We probably have other prior information about what to expect in this genome. For example:

  1. If we have a reference assembly from a not-too-distant relative, we could expect large parts of genome to be organised in the same order, i.e., synteny.
  2. If we independently created a transcriptome assembly, we can expect the exons making up each transcript to map sequentially onto the genome (see TGNet for an implementation).
  3. We can expect the different scaffolds in the genome to have a unimodal distribution in sequence read coverage. Similarly, one can expect GC% to be unimodally distributed among scaffolds.
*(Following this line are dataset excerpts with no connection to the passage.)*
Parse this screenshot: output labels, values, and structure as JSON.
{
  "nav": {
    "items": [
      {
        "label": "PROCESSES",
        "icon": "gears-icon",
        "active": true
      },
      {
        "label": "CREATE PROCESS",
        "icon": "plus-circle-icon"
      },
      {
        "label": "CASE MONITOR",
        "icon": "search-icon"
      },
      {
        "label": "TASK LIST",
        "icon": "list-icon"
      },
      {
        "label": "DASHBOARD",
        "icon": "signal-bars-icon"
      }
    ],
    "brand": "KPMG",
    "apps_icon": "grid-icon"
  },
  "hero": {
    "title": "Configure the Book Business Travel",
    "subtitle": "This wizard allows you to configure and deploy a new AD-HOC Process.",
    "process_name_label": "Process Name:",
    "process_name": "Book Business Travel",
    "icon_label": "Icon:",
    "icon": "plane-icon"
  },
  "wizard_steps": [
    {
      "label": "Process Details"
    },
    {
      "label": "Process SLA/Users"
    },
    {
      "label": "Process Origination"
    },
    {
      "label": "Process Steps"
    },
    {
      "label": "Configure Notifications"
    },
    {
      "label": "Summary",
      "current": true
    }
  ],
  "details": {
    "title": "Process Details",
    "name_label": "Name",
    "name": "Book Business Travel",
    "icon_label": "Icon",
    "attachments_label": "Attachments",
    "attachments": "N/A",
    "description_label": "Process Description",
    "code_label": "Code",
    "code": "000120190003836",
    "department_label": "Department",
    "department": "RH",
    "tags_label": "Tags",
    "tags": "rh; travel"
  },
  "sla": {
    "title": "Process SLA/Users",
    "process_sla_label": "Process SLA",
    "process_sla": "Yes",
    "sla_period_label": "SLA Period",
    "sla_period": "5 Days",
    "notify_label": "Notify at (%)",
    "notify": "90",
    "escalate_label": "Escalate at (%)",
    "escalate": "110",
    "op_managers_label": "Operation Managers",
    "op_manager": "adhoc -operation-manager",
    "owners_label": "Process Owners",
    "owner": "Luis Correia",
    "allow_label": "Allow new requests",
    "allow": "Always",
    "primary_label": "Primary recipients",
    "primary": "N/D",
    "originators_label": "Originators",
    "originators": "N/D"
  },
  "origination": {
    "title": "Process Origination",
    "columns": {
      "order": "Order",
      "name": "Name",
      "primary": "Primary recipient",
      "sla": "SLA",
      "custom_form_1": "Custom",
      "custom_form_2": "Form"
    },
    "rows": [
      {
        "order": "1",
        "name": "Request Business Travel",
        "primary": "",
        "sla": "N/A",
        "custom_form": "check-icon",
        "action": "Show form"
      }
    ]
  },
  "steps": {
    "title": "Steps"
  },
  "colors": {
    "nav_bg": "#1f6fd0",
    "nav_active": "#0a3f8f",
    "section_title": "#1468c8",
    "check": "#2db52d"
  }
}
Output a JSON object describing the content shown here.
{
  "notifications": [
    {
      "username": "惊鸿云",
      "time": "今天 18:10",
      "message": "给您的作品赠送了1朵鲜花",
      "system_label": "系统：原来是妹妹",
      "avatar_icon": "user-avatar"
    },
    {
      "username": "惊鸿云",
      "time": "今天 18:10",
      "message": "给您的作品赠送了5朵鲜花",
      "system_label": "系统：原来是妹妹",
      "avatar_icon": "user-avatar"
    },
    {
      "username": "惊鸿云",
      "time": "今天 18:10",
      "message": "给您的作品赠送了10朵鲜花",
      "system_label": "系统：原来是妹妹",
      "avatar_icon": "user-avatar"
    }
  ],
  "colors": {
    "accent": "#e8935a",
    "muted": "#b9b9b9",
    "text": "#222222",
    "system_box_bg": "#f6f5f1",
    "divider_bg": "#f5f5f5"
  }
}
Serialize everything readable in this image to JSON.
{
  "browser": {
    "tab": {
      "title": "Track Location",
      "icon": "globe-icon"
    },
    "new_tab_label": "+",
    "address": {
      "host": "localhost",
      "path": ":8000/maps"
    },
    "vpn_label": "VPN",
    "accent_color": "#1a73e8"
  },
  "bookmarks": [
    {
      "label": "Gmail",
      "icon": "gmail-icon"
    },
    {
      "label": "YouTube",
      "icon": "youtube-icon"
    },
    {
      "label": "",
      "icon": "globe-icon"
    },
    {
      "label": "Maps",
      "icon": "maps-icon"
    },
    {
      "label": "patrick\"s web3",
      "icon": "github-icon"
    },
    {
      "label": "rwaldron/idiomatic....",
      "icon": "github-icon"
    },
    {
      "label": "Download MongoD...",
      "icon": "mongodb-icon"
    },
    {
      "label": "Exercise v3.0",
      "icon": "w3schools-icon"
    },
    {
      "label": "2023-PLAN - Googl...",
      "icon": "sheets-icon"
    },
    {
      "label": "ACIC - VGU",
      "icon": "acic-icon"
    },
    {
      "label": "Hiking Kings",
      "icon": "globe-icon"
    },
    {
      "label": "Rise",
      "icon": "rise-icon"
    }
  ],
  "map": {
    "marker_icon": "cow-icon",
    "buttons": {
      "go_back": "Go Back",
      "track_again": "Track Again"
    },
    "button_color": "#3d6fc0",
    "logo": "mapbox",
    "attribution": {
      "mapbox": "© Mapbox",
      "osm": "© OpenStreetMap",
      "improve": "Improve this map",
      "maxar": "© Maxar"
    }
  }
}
Using this idea, the Blobology approach determined that evidence of foreign sequences in Tardigrades is largely due to extensive contamination rather than extensive horizontal gene transfer Koutsovoulos et al 2016.
  4. We can expect different patterns of gene content and structure between eukaryotes and prokaryotes.
  5. Pushing this idea further, we can expect a genome to contain a single copy of each of the “house-keeping” genes found in related species. This is applied in BUSCO (Benchmarking Universal Single-Copy Orthologs). Note that:
    • BUSCO is a refined, modernized implementation of CEGMA (Core Eukaryotic Genes Mapping Approach). CEGMA examines a eukaryotic genome assembly for presence and completeness of 248 “core eukaryotic genes”.
    • QUAST also includes a “quick and dirty” method of finding genes.

It is very important to understand the concepts underlying these different approaches.